Purpose - The purpose of this paper is to illustrate an optimisation method, and resulting insights, for minimising total logistics-related carbon emissions for end-to-end supply chains.
Design/methodology/approach - The research is based on two real-life UK industrial cases. For the first case, several alternative realistic routes towards the UK are analysed and the optimal route minimising total carbon emissions is identified and tested in real conditions. For the second case, emissions towards several destinations are calculated and two alternative routes to southern Europe are compared, using several transport modes (road, Ro-Ro, rail and maritime). An adapted Value Stream Mapping (VSM) approach is used to map carbon footprint and calculate emissions; in addition Automatic Identification Systems (AIS) data provided information for vessel specification allowing the use of more accurate emission factors for each shipping leg.

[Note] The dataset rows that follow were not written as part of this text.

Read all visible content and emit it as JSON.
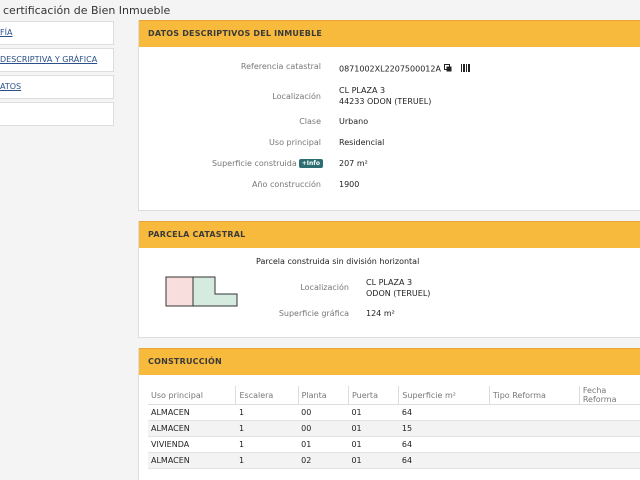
{
  "page": {
    "title": "certificación de Bien Inmueble"
  },
  "sidebar": {
    "items": [
      {
        "label": "FÍA"
      },
      {
        "label": "DESCRIPTIVA Y GRÁFICA"
      },
      {
        "label": "ATOS"
      },
      {
        "label": ""
      }
    ]
  },
  "datos": {
    "header": "DATOS DESCRIPTIVOS DEL INMUEBLE",
    "ref_label": "Referencia catastral",
    "ref_value": "0871002XL2207500012A",
    "loc_label": "Localización",
    "loc_line1": "CL PLAZA 3",
    "loc_line2": "44233 ODON (TERUEL)",
    "clase_label": "Clase",
    "clase_value": "Urbano",
    "uso_label": "Uso principal",
    "uso_value": "Residencial",
    "sup_label": "Superficie construida",
    "sup_badge": "+Info",
    "sup_value": "207 m²",
    "anio_label": "Año construcción",
    "anio_value": "1900"
  },
  "parcela": {
    "header": "PARCELA CATASTRAL",
    "subtitle": "Parcela construida sin división horizontal",
    "loc_label": "Localización",
    "loc_line1": "CL PLAZA 3",
    "loc_line2": "ODON (TERUEL)",
    "sup_label": "Superficie gráfica",
    "sup_value": "124 m²"
  },
  "construccion": {
    "header": "CONSTRUCCIÓN",
    "columns": [
      "Uso principal",
      "Escalera",
      "Planta",
      "Puerta",
      "Superficie m²",
      "Tipo Reforma",
      "Fecha Reforma"
    ],
    "rows": [
      [
        "ALMACEN",
        "1",
        "00",
        "01",
        "64",
        "",
        ""
      ],
      [
        "ALMACEN",
        "1",
        "00",
        "01",
        "15",
        "",
        ""
      ],
      [
        "VIVIENDA",
        "1",
        "01",
        "01",
        "64",
        "",
        ""
      ],
      [
        "ALMACEN",
        "1",
        "02",
        "01",
        "64",
        "",
        ""
      ]
    ]
  },
  "icons": {
    "copy": "copy-icon",
    "barcode": "barcode-icon"
  },
  "colors": {
    "header": "#f7ba3c",
    "badge": "#2e6e73",
    "link": "#2a4f8a"
  }
}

Findings - The analysis of the first case demonstrates that end-to-end logistics-related carbon emissions can be reduced by 16-21 per cent through direct delivery to the UK as opposed to transhipment via a Continental European port. The analysis of the second case shows that deliveries to southern Europe have the highest potential for reduction through deliveries by sea. Both cases show that for distant overseas destinations, the maritime leg represents the major contributor to CO2 emissions in the end-to-end supply chain. It is notable that one of the main apportionment approaches (that of Defra in the UK) generate higher carbon footprints for routes using Ro-Pax vessels, making those not optimal. The feasibility of the optimal route was demonstrated with real-life data.
Originality/value - This research used real-life data from two UK companies and highlighted where carbon emissions are generated in the inbound and outbound transport chain, and how these can be reduced.